Doctor and activist

My Health. Should you opt out?

25 July 2017

It is good to have a health record available for a complicated case. It saves doctors a lot of time.  When Records started to be computerised in the early 1980s the people at North Shore Hospital where I worked had a working party. I offered to help, but they said that they had it pretty well sorted.  I left the hospital system and did not go back till 2012- over 30 years later.  At that time I was working in Emergency Department and the ED records did not actually integrate with the ward records. Added to that, if someone had been seen by 3 doctors and 4 nurses, there were 7 separate entries, and if you wanted not to duplicate all their work, you took a punt on which record to open and copied a bit of it. No summary existed. It was quite a lot of work to find their first blood pressure reading, when you might have expected that they would all be there in order.  A lot of effort was put into entering data- much less to using it sensibly. Presumably the management outputs, Key Performance Indicators, such as waiting times or number of patients per doctor per shift, were well organised, but far less effort had gone into having the systems help the people actually working in it.

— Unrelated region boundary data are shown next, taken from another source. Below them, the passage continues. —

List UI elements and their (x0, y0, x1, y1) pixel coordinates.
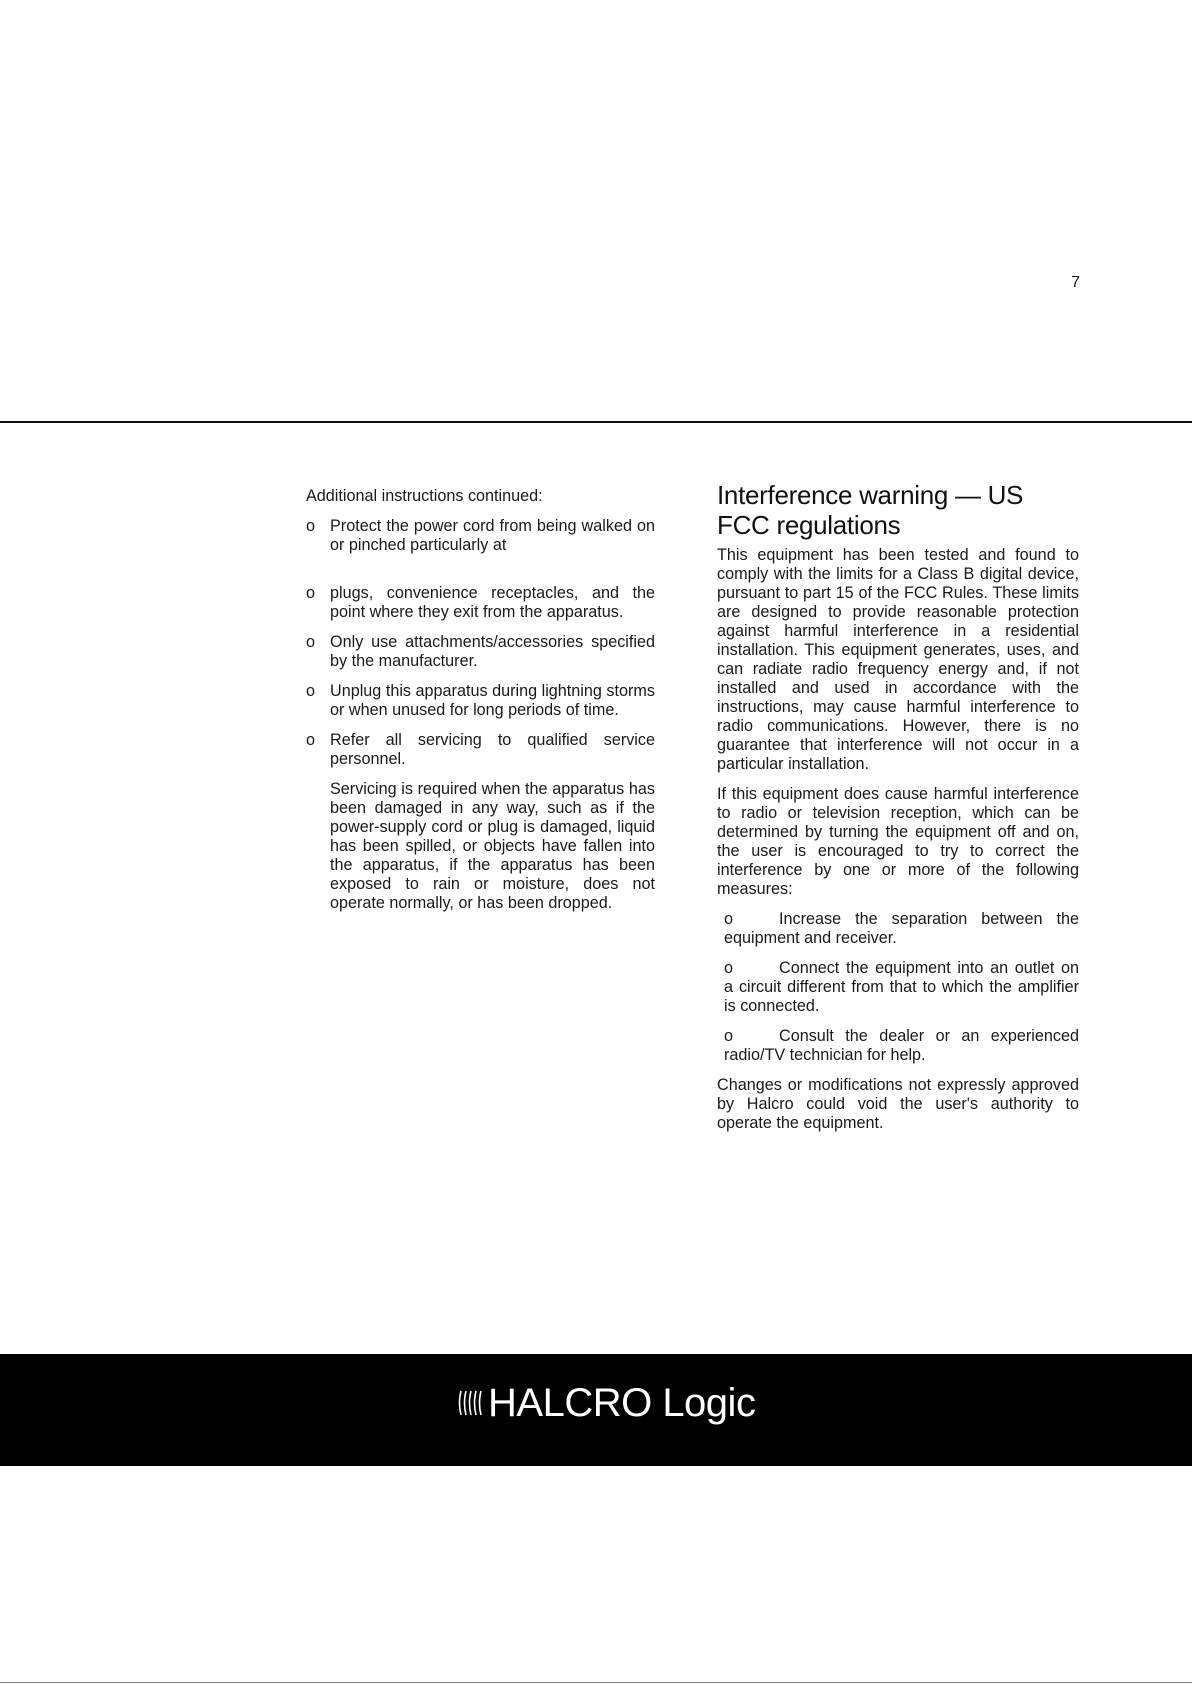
left-column (306, 487, 655, 924)
bullet-mark: o (724, 959, 734, 977)
heading-line-2: FCC regulations (717, 510, 901, 540)
bullet-mark: o (306, 517, 316, 535)
list-item-text: plugs, convenience receptacles, and the point where they exit from the apparatus. (330, 584, 655, 621)
bullet-mark: o (306, 731, 316, 749)
header-divider (0, 421, 1192, 423)
measure-text: Increase the separation between the equipment and receiver. (724, 910, 1079, 947)
measure-item (724, 910, 1079, 948)
fcc-compliance-paragraph: This equipment has been tested and found to comply with the limits for a Class B digital device, pursuant to part 15 of the FCC Rules. These limits are designed to provide reasonable protection against harmful interference in a residential installation. This equipment generates, uses, and can radiate radio frequency energy and, if not installed and used in accordance with the instructions, may cause harmful interference to radio communications. However, there is no guarantee that interference will not occur in a particular installation. (717, 546, 1079, 773)
logo-text: HALCRO Logic (488, 1381, 756, 1425)
bullet-mark: o (306, 682, 316, 700)
servicing-note: Servicing is required when the apparatus has been damaged in any way, such as if the power-supply cord or plug is damaged, liquid has been spilled, or objects have fallen into the apparatus, if the apparatus has been exposed to rain or moisture, does not operate normally, or has been dropped. (330, 780, 655, 912)
section-heading (717, 480, 1079, 540)
list-item-text: Only use attachments/accessories specified by the manufacturer. (330, 633, 655, 670)
list-item (306, 682, 655, 720)
brand-logo (458, 1378, 755, 1428)
bullet-mark: o (724, 1027, 734, 1045)
list-item-text: Refer all servicing to qualified service personnel. (330, 731, 655, 768)
bullet-mark: o (306, 584, 316, 602)
measure-text: Connect the equipment into an outlet on a circuit different from that to which the amplifier is connected. (724, 959, 1079, 1015)
list-item-text: Unplug this apparatus during lightning storms or when unused for long periods of time. (330, 682, 655, 719)
right-column (717, 480, 1079, 1144)
heading-line-1: Interference warning — US (717, 480, 1024, 510)
list-item (306, 731, 655, 769)
list-item-text: Protect the power cord from being walked on or pinched particularly at (330, 517, 655, 554)
instructions-intro: Additional instructions continued: (306, 487, 543, 505)
measure-text: Consult the dealer or an experienced radio/TV technician for help. (724, 1027, 1079, 1064)
bottom-divider (0, 1682, 1192, 1683)
list-item (306, 517, 655, 555)
modifications-paragraph: Changes or modifications not expressly approved by Halcro could void the user's authority to operate the equipment. (717, 1076, 1079, 1132)
halcro-wave-icon (458, 1387, 486, 1419)
measure-item (724, 959, 1079, 1016)
interference-paragraph: If this equipment does cause harmful interference to radio or television reception, which can be determined by turning the equipment off and on, the user is encouraged to try to correct the interference by one or more of the following measures: (717, 785, 1079, 898)
list-item (306, 633, 655, 671)
bullet-mark: o (306, 633, 316, 651)
page-number: 7 (1071, 274, 1080, 291)
bullet-mark: o (724, 910, 734, 928)
list-item (306, 584, 655, 622)
measure-item (724, 1027, 1079, 1065)
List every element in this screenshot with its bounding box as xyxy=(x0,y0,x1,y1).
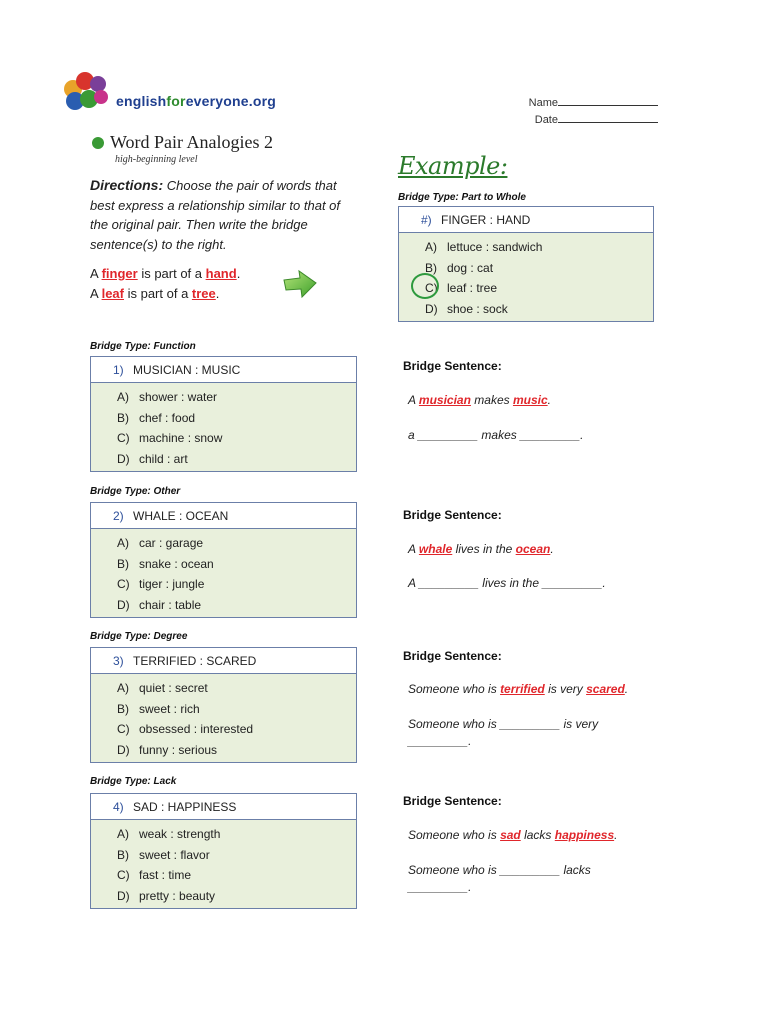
bridge-type: Bridge Type: Degree xyxy=(90,631,188,642)
option-item[interactable]: B) sweet : rich xyxy=(117,701,200,716)
intro-keyword: leaf xyxy=(101,286,124,301)
intro-line xyxy=(90,266,290,281)
option-item: C) leaf : tree xyxy=(425,281,498,295)
question-pair-text: WHALE : OCEAN xyxy=(133,509,229,523)
date-label: Date xyxy=(534,114,558,126)
option-item[interactable]: D) funny : serious xyxy=(117,742,218,757)
bullet-icon xyxy=(92,137,104,149)
answer-circle-icon xyxy=(411,273,439,299)
question-number: 2) xyxy=(113,509,124,523)
question-box xyxy=(90,647,357,763)
intro-text: A xyxy=(90,266,102,281)
example-sentence: Someone who is terrified is very scared. xyxy=(408,682,629,696)
question-pair-text: SAD : HAPPINESS xyxy=(133,800,237,814)
example-options xyxy=(399,233,653,321)
intro-text: A xyxy=(90,286,102,301)
bridge-sentence-label: Bridge Sentence: xyxy=(403,794,502,808)
site-name-part: english xyxy=(116,93,167,109)
option-item: A) lettuce : sandwich xyxy=(425,240,543,254)
directions xyxy=(90,176,360,254)
bridge-sentence-label: Bridge Sentence: xyxy=(403,508,502,522)
option-item: D) shoe : sock xyxy=(425,301,508,316)
option-item[interactable]: C) obsessed : interested xyxy=(117,722,254,736)
example-box xyxy=(398,206,654,322)
bridge-sentence-label: Bridge Sentence: xyxy=(403,649,502,663)
example-heading: Example: xyxy=(398,152,508,180)
question-number: 4) xyxy=(113,800,124,814)
blank-sentence[interactable]: Someone who is _________ lacks _________. xyxy=(408,863,591,894)
intro-keyword: hand xyxy=(205,266,237,281)
example-sentence: Someone who is sad lacks happiness. xyxy=(408,828,618,842)
intro-text: is part of a xyxy=(137,266,206,281)
option-item[interactable]: C) tiger : jungle xyxy=(117,577,205,591)
page-subtitle: high-beginning level xyxy=(115,154,198,165)
bridge-type: Bridge Type: Lack xyxy=(90,776,177,787)
question-pair-text: MUSICIAN : MUSIC xyxy=(133,363,241,377)
site-name[interactable] xyxy=(116,93,276,109)
question-options xyxy=(91,820,356,908)
question-options xyxy=(91,674,356,762)
bridge-sentence-label: Bridge Sentence: xyxy=(403,359,502,373)
example-sentence: A whale lives in the ocean. xyxy=(408,542,554,556)
arrow-right-icon xyxy=(282,268,318,300)
question-pair xyxy=(91,357,356,383)
option-item[interactable]: A) weak : strength xyxy=(117,827,221,841)
site-name-part: for xyxy=(166,93,186,109)
question-pair xyxy=(91,794,356,820)
option-item[interactable]: D) chair : table xyxy=(117,597,202,612)
example-bridge-type: Bridge Type: Part to Whole xyxy=(398,192,526,203)
date-field[interactable] xyxy=(535,113,658,126)
site-logo-icon xyxy=(62,70,112,112)
option-item[interactable]: D) child : art xyxy=(117,451,188,466)
option-item: B) dog : cat xyxy=(425,260,494,275)
question-pair xyxy=(91,503,356,529)
example-pair xyxy=(399,207,653,233)
directions-text: Choose the pair of words that best express a relationship similar to that of the original pair. Then write the bridge sentence(s) to the right. xyxy=(90,178,341,252)
directions-label: Directions: xyxy=(90,177,164,193)
site-name-part: everyone.org xyxy=(185,93,277,109)
blank-sentence[interactable]: A _________ lives in the _________. xyxy=(408,576,606,590)
question-pair xyxy=(91,648,356,674)
option-item[interactable]: B) sweet : flavor xyxy=(117,847,210,862)
option-item[interactable]: A) shower : water xyxy=(117,390,218,404)
blank-sentence[interactable]: Someone who is _________ is very _________. xyxy=(408,717,599,748)
question-options xyxy=(91,383,356,471)
option-item[interactable]: A) quiet : secret xyxy=(117,681,208,695)
page-title: Word Pair Analogies 2 xyxy=(110,132,274,152)
question-box xyxy=(90,502,357,618)
question-number: 3) xyxy=(113,654,124,668)
option-item[interactable]: C) fast : time xyxy=(117,868,192,882)
option-item[interactable]: B) snake : ocean xyxy=(117,556,214,571)
example-pair-text: FINGER : HAND xyxy=(441,213,531,227)
bridge-type: Bridge Type: Other xyxy=(90,486,181,497)
option-item[interactable]: B) chef : food xyxy=(117,410,196,425)
bridge-type: Bridge Type: Function xyxy=(90,341,196,352)
intro-text: is part of a xyxy=(123,286,192,301)
option-item[interactable]: C) machine : snow xyxy=(117,431,223,445)
option-item[interactable]: D) pretty : beauty xyxy=(117,888,216,903)
name-field[interactable] xyxy=(529,96,658,109)
question-number: 1) xyxy=(113,363,124,377)
question-box xyxy=(90,793,357,909)
intro-keyword: finger xyxy=(101,266,138,281)
question-box xyxy=(90,356,357,472)
name-label: Name xyxy=(528,97,558,109)
question-pair-text: TERRIFIED : SCARED xyxy=(133,654,257,668)
example-number: #) xyxy=(421,213,432,227)
intro-text: . xyxy=(236,266,241,281)
intro-line xyxy=(90,286,290,301)
blank-sentence[interactable]: a _________ makes _________. xyxy=(408,428,584,442)
option-item[interactable]: A) car : garage xyxy=(117,536,204,550)
question-options xyxy=(91,529,356,617)
intro-keyword: tree xyxy=(191,286,216,301)
example-sentence: A musician makes music. xyxy=(408,393,551,407)
intro-text: . xyxy=(215,286,220,301)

Now, working in a General Practice with Workers Compensation and Motor Vehicle Accidents, I am most concerned about the confidentiality of medical records. These can be subpoenaed at will by the legal system or any solicitor. They are written and kept on the assumption that they are confidential and all aspects of health are put in together.  Paper records are hard to redact as it is always obvious, and computer records are impossible as every entry and deletion is recorded and most systems can only be changed on the day of entry. Under CTP and Workers Compensation insurance there is an increasing tendency to find some previous problem such as back pain or mental health problems that will allow the insurer to dispute the claim. The use of private investigators is endemic and the insurance companies are ruthless.  As the governments starve Medicare to death and support private insurers, these take an increasing role.  Who is to guarantee that using medical records to deny treatments will not become the standard as new health insurers only accept new conditions?  Australia has very poor privacy laws, and SIRA (State Insurance Regulatory Authority) is hopelessly pro-insurer, as the NSW government’s agenda is to lessen premium costs.

If you need treatment in an emergency, the treatment protocols are pretty generic and unless you have something unusual that doctors need to know about, you can probably rely on the system to do a reasonable job.  If you are complicated and have a lot of medications, it will take a new doctor longer to sort all this out, which is what happens now. The patients give histories if they are sensible, though a lot of people do not know all their medications. Ideally a constant GP can be contacted, thought they rarely are, they are not available 24/7, and many people do not have their own constant GP. The starving of Medicare so that the rebate to GPs is only 46% of the AMA fee has weakened the structure of general practice as patients are rushed through. My Health could theoretically collect all the data that a GP would collect and more, but given the lack of clarity of who would enter what and when, and the very poor use of doctors’ time and computer information in existing systems, I am not hopeful.

The My Health record is supposedly to help improve treatment availability, but there is a real risk that it may worsen it.  I am quite unsure whether to advise my patients to opt out. I do not think it is even safe to wear a Fitbitz watch.  Is your exercise frequency, distance run and pulse rate for sale? 

If there were a single universal system where treatment was guaranteed things might be different. But health is a commodity and there is a lot of money to be made providing it or denying its provision.  We could change that by fixing Medicare, but that is another story.

In the meantime we have 3 months to decide to trust the government or opt out of My Health.